A incomunicabilidade do preso na investigação criminal: permissividade constitucional

26/05/2000
 
Geilton Costa da Silva



O presente artigo objetiva firmar a permissividade legal da incomunicabilidade do indiciado preso no sistema jurídico brasileiro. Tal análise adquire importância prática, face o interesse da sociedade hodierna em coibir o avanço do crime organizado, que tem tomado proporções alarmantes devido à utilização de modernos recursos (telefones celulares, internet) pelos investigados, entre outros fatores, aliados aos malefícios ocasionados por uma produção legislativa lenta, que não consegue acompanhar a evolução da tecnologia do crime.
A possibilidade da aplicação do art. 21 do CPP, mesmo em situações raras e extremas, pode vir a corroborar na elucidação de crimes e no desbaratamento de organizações criminosas, que atuam sem fronteiras, a mais das vezes sob atividade espelhada na "legalidade", dificultando a persecutio criminis.

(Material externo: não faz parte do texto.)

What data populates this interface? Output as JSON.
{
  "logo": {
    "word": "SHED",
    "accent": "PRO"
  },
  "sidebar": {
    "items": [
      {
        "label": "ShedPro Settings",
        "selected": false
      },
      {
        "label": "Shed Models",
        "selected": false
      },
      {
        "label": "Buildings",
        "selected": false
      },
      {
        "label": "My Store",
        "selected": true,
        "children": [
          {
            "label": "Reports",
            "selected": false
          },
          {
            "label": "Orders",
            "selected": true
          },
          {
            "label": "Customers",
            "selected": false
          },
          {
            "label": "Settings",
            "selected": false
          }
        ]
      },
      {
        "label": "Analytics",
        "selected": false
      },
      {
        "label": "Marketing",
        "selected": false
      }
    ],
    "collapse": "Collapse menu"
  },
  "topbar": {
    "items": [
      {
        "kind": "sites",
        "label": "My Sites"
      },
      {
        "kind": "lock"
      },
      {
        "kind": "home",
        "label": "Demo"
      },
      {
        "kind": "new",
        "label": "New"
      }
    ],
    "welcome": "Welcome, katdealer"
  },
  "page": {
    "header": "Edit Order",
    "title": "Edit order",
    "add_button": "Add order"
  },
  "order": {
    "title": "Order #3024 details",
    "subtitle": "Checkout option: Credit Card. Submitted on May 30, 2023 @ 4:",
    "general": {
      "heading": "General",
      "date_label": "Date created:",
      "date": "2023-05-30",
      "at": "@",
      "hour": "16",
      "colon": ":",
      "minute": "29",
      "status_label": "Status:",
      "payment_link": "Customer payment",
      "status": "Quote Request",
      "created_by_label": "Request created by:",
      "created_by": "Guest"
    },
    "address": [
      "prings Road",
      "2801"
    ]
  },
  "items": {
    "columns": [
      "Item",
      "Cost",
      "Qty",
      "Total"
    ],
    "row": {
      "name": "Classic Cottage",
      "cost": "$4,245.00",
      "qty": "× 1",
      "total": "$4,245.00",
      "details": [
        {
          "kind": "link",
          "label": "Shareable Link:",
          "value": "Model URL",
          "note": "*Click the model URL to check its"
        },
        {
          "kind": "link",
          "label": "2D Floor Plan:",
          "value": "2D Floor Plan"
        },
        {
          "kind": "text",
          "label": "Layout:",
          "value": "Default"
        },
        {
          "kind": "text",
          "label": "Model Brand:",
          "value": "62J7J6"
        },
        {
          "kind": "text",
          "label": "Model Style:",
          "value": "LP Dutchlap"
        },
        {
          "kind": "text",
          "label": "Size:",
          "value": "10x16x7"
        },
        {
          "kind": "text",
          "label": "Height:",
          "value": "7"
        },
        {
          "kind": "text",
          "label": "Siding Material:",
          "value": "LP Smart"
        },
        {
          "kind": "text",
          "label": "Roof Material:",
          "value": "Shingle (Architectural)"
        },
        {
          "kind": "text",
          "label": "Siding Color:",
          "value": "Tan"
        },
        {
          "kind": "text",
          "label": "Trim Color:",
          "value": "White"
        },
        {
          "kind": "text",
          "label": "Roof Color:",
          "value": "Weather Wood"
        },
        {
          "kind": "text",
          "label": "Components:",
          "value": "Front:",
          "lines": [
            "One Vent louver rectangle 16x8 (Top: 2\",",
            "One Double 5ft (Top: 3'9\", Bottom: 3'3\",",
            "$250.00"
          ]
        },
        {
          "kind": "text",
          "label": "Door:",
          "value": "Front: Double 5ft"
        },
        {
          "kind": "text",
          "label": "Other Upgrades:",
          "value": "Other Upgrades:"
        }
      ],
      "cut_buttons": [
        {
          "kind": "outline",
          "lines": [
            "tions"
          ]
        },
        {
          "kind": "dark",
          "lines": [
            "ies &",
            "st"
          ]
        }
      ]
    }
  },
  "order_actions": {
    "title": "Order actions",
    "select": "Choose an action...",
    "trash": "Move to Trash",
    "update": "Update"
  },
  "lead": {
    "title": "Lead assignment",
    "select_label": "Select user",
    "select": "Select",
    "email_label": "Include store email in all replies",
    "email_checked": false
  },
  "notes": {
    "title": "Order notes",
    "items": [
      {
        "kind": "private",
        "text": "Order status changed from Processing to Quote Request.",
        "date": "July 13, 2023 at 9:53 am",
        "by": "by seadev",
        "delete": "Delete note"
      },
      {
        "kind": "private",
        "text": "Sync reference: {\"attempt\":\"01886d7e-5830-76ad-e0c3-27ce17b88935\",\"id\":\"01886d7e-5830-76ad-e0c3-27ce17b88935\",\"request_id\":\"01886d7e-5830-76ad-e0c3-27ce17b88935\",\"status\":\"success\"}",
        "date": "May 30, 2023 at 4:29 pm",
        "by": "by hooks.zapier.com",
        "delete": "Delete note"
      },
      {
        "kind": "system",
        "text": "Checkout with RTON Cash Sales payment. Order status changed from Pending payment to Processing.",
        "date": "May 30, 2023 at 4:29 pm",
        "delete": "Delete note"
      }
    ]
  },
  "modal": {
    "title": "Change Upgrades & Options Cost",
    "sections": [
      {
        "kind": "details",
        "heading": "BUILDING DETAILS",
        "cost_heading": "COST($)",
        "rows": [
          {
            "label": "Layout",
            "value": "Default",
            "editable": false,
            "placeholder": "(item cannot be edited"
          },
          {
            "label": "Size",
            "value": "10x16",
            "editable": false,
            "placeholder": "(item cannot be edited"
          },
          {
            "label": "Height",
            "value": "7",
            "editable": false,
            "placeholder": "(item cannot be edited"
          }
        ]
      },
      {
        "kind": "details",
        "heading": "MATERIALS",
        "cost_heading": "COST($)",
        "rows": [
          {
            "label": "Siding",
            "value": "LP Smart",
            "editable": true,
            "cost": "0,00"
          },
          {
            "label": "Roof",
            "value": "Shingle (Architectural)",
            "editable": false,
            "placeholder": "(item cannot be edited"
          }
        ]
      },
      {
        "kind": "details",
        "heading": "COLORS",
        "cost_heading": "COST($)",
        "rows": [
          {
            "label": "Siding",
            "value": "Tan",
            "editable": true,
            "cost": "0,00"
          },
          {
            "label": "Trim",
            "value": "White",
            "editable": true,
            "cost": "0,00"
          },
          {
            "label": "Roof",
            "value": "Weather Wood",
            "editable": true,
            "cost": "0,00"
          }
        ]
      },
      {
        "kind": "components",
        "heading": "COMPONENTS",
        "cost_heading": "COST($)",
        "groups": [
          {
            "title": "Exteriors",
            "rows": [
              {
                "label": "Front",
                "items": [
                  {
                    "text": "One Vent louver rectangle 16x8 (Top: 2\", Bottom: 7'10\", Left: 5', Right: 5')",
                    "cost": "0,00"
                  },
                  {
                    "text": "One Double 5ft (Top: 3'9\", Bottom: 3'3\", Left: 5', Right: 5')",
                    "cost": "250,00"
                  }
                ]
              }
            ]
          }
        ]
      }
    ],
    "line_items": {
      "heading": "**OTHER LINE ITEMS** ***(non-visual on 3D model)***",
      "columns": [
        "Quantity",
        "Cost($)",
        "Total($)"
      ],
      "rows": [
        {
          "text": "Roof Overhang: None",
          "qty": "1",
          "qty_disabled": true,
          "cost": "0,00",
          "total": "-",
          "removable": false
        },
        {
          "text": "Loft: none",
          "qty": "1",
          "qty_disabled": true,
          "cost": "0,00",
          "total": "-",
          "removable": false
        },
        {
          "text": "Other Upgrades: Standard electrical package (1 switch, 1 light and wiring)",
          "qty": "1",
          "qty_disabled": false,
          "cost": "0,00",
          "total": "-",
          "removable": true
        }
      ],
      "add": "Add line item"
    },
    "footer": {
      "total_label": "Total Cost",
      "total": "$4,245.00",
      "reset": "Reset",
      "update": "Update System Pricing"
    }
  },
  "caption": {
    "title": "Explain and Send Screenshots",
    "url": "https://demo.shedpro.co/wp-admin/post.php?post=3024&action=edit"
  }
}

O CPP art. 21 dispõe que "a incomunicabilidade do indiciado dependerá sempre de despacho nos autos e somente será permitida quando o interesse da sociedade ou a conveniência da investigação o exigir". O parágrafo único do aludido artigo (redação da lei 5010/66, art.69) expressamente determina que "a incomunicabilidade, que não excederá de três dias, será decretada por despacho fundamentado do juiz, a requerimento da autoridade policial, ou do órgão do Ministério Público, respeitado, em qualquer hipótese, o disposto no art. 89, III, do Estatuto da Ordem dos Advogados do Brasil. (lei n. 4215, de 27 de abril de 1963) . A Constituição Federal, no art. 136, § 3º, IV, inserto no capítulo que trata do estado de defesa e estado de sítio, dispõe que é "vedada a incomunicabilidade do preso".

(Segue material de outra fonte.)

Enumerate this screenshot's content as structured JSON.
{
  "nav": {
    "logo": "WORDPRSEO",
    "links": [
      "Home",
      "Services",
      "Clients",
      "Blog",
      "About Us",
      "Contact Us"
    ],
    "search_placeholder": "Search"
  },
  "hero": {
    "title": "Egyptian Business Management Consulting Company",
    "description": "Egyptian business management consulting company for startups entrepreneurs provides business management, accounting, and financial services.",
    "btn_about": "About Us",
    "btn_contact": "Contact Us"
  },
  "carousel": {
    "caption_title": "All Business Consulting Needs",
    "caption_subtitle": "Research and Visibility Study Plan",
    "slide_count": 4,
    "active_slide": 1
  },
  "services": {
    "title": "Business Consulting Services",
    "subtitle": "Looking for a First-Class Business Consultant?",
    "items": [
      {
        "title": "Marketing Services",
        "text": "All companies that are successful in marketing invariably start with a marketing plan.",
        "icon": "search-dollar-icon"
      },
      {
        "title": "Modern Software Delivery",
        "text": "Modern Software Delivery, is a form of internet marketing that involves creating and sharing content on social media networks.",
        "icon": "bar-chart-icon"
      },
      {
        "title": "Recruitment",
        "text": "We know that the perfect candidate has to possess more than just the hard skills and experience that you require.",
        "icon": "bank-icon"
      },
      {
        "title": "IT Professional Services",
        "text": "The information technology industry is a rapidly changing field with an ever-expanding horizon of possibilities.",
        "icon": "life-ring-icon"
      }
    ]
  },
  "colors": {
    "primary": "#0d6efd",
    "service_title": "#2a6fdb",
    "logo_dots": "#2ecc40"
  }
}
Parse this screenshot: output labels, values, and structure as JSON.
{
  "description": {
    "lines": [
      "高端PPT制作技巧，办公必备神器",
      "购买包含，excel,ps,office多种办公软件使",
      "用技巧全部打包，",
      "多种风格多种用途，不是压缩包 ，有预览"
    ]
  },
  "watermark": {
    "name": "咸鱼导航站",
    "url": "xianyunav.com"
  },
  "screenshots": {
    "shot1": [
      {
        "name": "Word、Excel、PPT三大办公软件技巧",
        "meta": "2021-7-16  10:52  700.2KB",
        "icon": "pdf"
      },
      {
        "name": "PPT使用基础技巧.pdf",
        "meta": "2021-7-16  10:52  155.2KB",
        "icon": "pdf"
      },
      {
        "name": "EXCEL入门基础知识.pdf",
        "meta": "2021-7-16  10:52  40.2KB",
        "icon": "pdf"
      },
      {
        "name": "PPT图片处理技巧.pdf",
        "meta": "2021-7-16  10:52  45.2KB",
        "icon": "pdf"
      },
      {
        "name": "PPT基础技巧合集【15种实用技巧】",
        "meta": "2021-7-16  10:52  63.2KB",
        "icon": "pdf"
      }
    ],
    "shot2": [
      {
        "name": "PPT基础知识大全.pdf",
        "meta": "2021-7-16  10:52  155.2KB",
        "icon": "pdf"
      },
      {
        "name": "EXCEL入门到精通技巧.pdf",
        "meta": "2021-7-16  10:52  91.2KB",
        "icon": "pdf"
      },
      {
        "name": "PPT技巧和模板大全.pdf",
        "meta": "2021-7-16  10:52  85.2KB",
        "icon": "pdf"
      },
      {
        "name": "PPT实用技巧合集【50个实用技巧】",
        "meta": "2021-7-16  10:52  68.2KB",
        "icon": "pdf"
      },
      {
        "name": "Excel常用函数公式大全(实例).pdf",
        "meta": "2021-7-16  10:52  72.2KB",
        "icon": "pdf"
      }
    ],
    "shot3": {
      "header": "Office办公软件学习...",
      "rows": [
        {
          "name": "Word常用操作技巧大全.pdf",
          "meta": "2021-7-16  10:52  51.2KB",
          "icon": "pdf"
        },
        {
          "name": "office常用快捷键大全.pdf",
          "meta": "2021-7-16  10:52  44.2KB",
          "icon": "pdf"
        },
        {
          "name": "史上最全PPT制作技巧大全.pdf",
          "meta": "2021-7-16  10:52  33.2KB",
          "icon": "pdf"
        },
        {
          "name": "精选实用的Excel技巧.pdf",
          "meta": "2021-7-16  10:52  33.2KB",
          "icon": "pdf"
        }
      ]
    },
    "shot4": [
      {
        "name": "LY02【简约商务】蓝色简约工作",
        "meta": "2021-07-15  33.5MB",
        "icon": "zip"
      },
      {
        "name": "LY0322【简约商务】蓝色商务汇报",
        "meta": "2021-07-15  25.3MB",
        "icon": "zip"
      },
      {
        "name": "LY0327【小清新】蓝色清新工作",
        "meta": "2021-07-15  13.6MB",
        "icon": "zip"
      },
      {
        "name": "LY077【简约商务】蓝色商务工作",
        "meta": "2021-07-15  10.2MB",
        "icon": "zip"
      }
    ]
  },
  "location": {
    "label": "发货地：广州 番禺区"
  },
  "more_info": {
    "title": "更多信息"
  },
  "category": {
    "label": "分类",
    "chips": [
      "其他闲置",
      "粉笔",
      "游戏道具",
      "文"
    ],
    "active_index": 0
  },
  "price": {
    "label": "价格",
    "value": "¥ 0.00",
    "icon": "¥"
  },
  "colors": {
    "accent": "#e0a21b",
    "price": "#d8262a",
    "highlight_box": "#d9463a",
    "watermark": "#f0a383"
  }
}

A doutrina nacional encontra-se dividida quanto à possibilidade da incomunicabilidade do preso na fase pré-processual:

Há doutrinadores de escol que entendem ter sido o artigo 21 do CPP revogado pela CF, sob o argumento de que "sendo proibida a incomunicabilidade nas situações excepcionais, em que o Governo deve tomar medidas enérgicas para preservar a ordem pública e a paz social, podendo por isso restringir direitos, com maior razão não se pode permiti-la em situação de normalidade". Neste mesmo sentido, argumentam que o artigo 5º, nos seus incisos LXII e LXIII da CF, teria revogado o art. 21 do CPP, sob a justificativa de que a incomunicabilidade contraria as garantias ali consagradas.

Os mestres que defendem a não-revogação do dispositivo em tela interpretam no sentido de que o artigo 136 da CF aplica-se somente nos estados de defesa e de sítio, sendo a vedação expressa à incomunicabilidade do preso uma exceção, portanto destinada àquela situação de excepcionalidade, onde autorizadamente suspendem-se diversas garantias constitucionais.

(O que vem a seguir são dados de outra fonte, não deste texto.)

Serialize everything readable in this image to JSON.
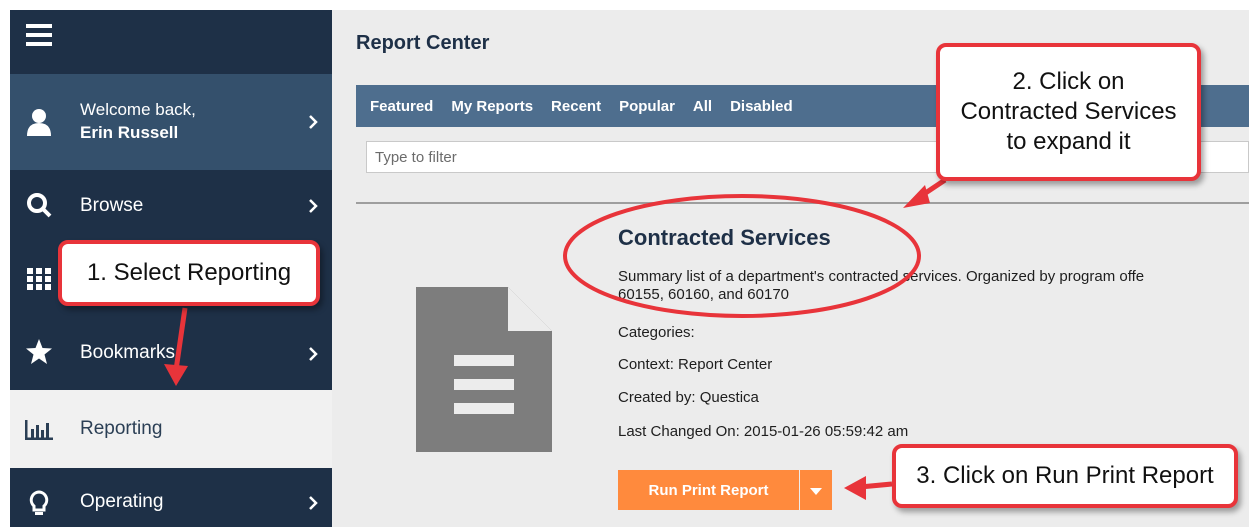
{
  "sidebar": {
    "welcome_line1": "Welcome back,",
    "welcome_line2": "Erin Russell",
    "items": [
      {
        "label": "Browse",
        "icon": "search-icon"
      },
      {
        "label": "Bookmarks",
        "icon": "star-icon"
      },
      {
        "label": "Reporting",
        "icon": "bar-chart-icon"
      },
      {
        "label": "Operating",
        "icon": "lightbulb-icon"
      }
    ]
  },
  "main": {
    "title": "Report Center",
    "tabs": [
      "Featured",
      "My Reports",
      "Recent",
      "Popular",
      "All",
      "Disabled"
    ],
    "filter_placeholder": "Type to filter",
    "report": {
      "title": "Contracted Services",
      "description_line1": "Summary list of a department's contracted services. Organized by program offe",
      "description_line2": "60155, 60160, and 60170",
      "categories": "Categories:",
      "context": "Context: Report Center",
      "created_by": "Created by: Questica",
      "last_changed": "Last Changed On: 2015-01-26 05:59:42 am",
      "run_button": "Run Print Report"
    }
  },
  "annotations": {
    "step1": "1. Select Reporting",
    "step2_line1": "2. Click on",
    "step2_line2": "Contracted Services",
    "step2_line3": "to expand it",
    "step3": "3. Click on Run Print Report"
  },
  "colors": {
    "sidebar_bg": "#1e3047",
    "sidebar_active_bg": "#34506c",
    "tabs_bg": "#4e6e8e",
    "accent_orange": "#ff8a3d",
    "annotation_red": "#e8343a"
  }
}
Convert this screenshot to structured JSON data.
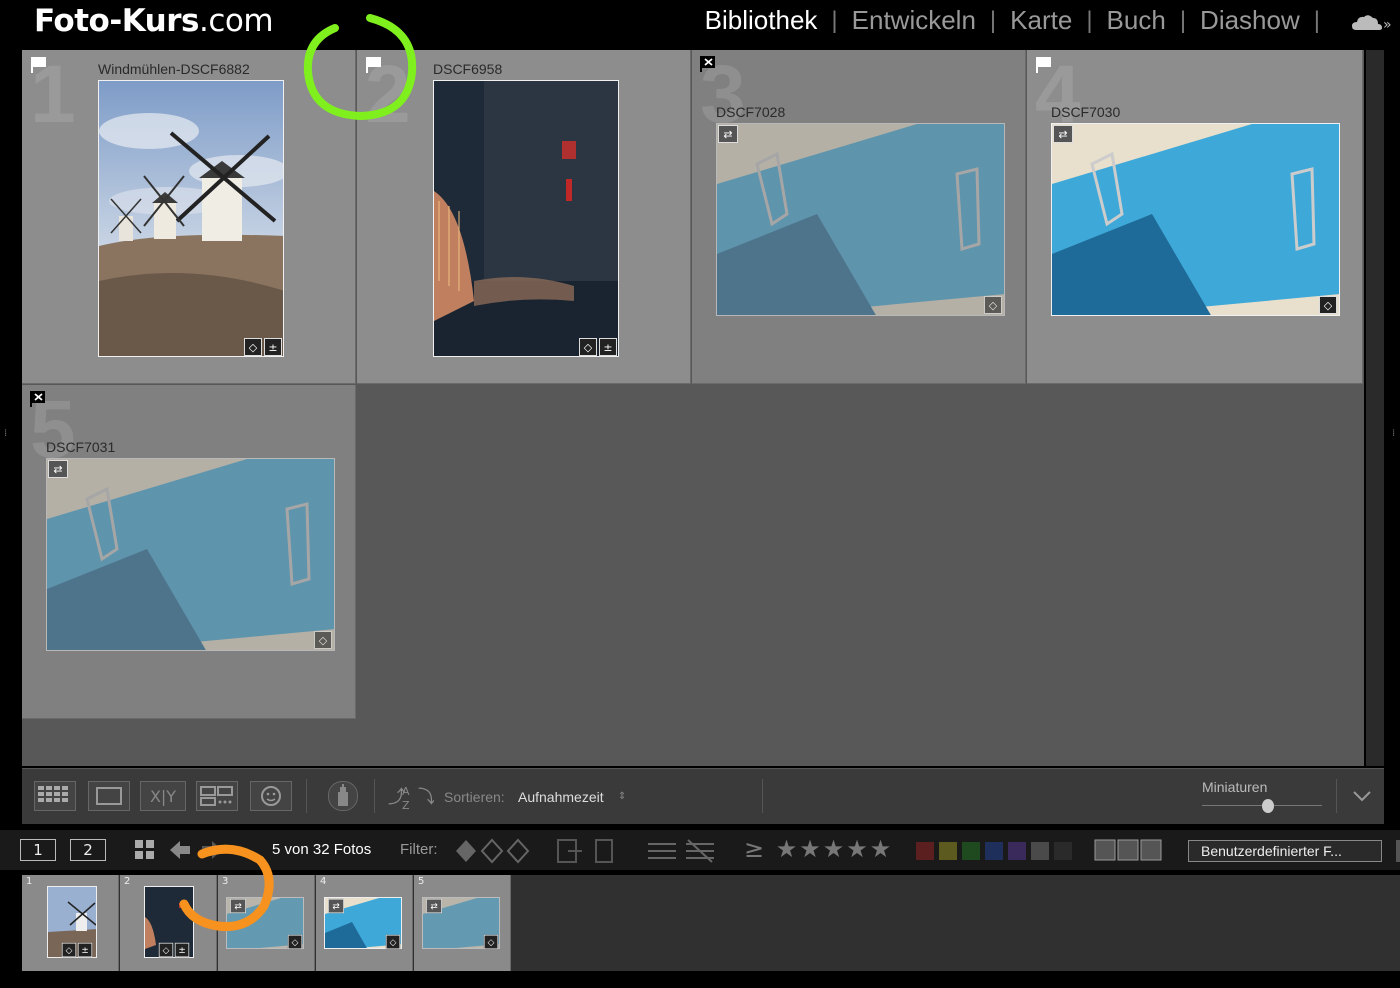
{
  "app": {
    "logo_bold": "Foto-Kurs",
    "logo_rest": ".com"
  },
  "modules": [
    {
      "label": "Bibliothek",
      "active": true
    },
    {
      "label": "Entwickeln",
      "active": false
    },
    {
      "label": "Karte",
      "active": false
    },
    {
      "label": "Buch",
      "active": false
    },
    {
      "label": "Diashow",
      "active": false
    }
  ],
  "grid": {
    "photos": [
      {
        "number": "1",
        "filename": "Windmühlen-DSCF6882",
        "flag": "flagged",
        "scene": "windmills",
        "badges": [
          "keyword-icon",
          "edit-icon"
        ]
      },
      {
        "number": "2",
        "filename": "DSCF6958",
        "flag": "flagged",
        "scene": "church",
        "badges": [
          "keyword-icon",
          "edit-icon"
        ]
      },
      {
        "number": "3",
        "filename": "DSCF7028",
        "flag": "rejected",
        "scene": "pool",
        "badges": [
          "keyword-icon"
        ]
      },
      {
        "number": "4",
        "filename": "DSCF7030",
        "flag": "flagged",
        "scene": "pool",
        "badges": [
          "keyword-icon"
        ]
      },
      {
        "number": "5",
        "filename": "DSCF7031",
        "flag": "rejected",
        "scene": "pool",
        "badges": [
          "keyword-icon"
        ]
      }
    ]
  },
  "toolbar": {
    "sort_label": "Sortieren:",
    "sort_value": "Aufnahmezeit",
    "thumbnail_label": "Miniaturen",
    "thumbnail_size": 0.55
  },
  "filmbar": {
    "page1": "1",
    "page2": "2",
    "count_text": "5 von 32 Fotos",
    "filter_label": "Filter:",
    "stars": "≥ ★★★★★",
    "color_labels": [
      "#5c1f1f",
      "#5c5a1f",
      "#1f4a1f",
      "#1f2f5c",
      "#3a2a5c",
      "#4a4a4a",
      "#2a2a2a"
    ],
    "preset": "Benutzerdefinierter F..."
  },
  "filmstrip": [
    {
      "number": "1",
      "scene": "windmills"
    },
    {
      "number": "2",
      "scene": "church"
    },
    {
      "number": "3",
      "scene": "pool"
    },
    {
      "number": "4",
      "scene": "pool"
    },
    {
      "number": "5",
      "scene": "pool"
    }
  ],
  "annotations": {
    "green_circle_color": "#7ff01e",
    "orange_circle_color": "#f7921e"
  }
}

Data maxima venia dos que entendem ter sido revogado o artigo 21 do CPP, comungamos com os autores que lecionam pela sua perfeita aplicabilidade em nosso sistema jurídico. Trata-se de instigante questão de interpretação constitucional.

Premissa básica para análise da recepção de uma norma infraconstitucional é a de que esta deve compatibilizar-se integralmente com a Constituição. Devemos atentar que, para a interpretação constitucional, os princípios da supremacia e da presunção de constitucionalidade das leis e dos atos do Poder Público são fundamentais. Neste contexto, os princípios da efetividade, da razoabilidade e da proporcionalidade também devem ser aplicados. Alerte-se, todavia, que um mesmo texto legal fatalmente poderá ter interpretações díspares, de acordo com os parâmetros adotados pelo intérprete, como também pela sua atividade cognitiva. A formação cultural do intérprete, a sua escala interior de valores, fatalmente influencia a intelecção da norma. Sem embargo destas observações, deverão ser utilizados também os critérios usuais de interpretação em combinação com os já elencados.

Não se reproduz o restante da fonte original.